Author of popular YA novels works on film adaptations


Transitional Age: Lauren Kate (left) says her characters often start at age seventeen because "The liminality between childhood and adulthood and the risks that are required in that year of someone's life attract me."
Courtesy of Lauren Kate

Unearthly shadows and haunted memories trail after Luce Price as she enters the gates of the Sword and Cross reform school in Savannah, and it isn’t long before she is inexorably drawn to a stranger who seems impossibly familiar.

This is where we meet the protagonist of the film Fallen, a story of cursed teen lovers based on the 2008 novel Fallen by internationally best-selling author Lauren Kate. The series captured the imagination of readers all over the globe, topping the New York Times bestseller list, and the film rights for the book were optioned the day it published. Released first in Asia and Europe, the film hit US theaters September 8 and was released on DVD October 10.

Fallen author Lauren Kate—full name Lauren Kate Velevis Morphew 03C—graduated from Emory with majors in creative writing and French, and has gone on to write four follow-up novels to FallenTorment, Passion, Rapture, and Unforgiven—and a collection of short stories, Fallen in Love. The books came in at No. 67 on NPR.com’s list of 100 Best-Ever Teen Novels in 2012.

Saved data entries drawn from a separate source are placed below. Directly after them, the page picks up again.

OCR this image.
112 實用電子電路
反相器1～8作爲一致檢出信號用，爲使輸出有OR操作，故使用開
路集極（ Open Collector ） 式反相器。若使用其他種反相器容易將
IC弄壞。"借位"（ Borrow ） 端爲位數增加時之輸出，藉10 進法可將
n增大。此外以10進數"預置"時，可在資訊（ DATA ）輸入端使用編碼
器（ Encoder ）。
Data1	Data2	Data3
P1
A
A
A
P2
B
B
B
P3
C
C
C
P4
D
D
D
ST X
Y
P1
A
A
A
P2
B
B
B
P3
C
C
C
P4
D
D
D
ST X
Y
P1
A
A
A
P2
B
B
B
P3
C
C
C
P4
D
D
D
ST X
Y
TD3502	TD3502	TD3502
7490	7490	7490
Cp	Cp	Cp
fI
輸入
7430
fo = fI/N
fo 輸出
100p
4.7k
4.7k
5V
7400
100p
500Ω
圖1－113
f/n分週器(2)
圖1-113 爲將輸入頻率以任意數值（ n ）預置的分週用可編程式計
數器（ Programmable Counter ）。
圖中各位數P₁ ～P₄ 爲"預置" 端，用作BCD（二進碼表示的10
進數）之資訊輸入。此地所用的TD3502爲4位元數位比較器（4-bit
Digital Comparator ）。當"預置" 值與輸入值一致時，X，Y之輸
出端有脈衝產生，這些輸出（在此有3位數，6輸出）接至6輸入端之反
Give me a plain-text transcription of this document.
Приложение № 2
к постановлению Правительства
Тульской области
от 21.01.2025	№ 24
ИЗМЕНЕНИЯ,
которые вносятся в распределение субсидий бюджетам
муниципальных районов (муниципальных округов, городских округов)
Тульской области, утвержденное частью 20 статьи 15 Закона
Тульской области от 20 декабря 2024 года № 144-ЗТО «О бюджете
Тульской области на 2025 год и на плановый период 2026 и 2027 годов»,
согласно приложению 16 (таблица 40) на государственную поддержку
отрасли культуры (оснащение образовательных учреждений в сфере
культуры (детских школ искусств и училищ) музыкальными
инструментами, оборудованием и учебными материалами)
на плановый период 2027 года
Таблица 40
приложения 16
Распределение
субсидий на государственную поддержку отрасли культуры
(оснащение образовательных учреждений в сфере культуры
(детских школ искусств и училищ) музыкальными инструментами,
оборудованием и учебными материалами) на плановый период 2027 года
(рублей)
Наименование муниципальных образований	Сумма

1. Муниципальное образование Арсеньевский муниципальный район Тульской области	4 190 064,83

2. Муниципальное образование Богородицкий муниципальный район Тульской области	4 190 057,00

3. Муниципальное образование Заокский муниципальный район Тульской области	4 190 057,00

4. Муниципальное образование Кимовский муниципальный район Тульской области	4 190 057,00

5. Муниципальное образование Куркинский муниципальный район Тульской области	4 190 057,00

The wide popularity of the young adult novels has been a happy surprise for Kate, who initially planned to study political science at Emory, only discovering that her love of writing could become a career thanks to an Introduction to Fiction Writing class with Emory creative writing Professor Jim Grimsley.

“On the first day of the course I remember he held up a book he’d been working on, and it showed me how real it could be, to make a life writing,” Kate says.

During the planning and production of the Fallen movie, Kate worked with the screenwriter and director, visiting the set in Budapest, Hungary, and meeting the actors.

“I had finished the whole series by the time of the filming, so I had perspective on the mythology of it. It needed to be gotten right in the first movie so the rest of series could follow,” she says. “I went to the set, and it was a great experience watching it happen.”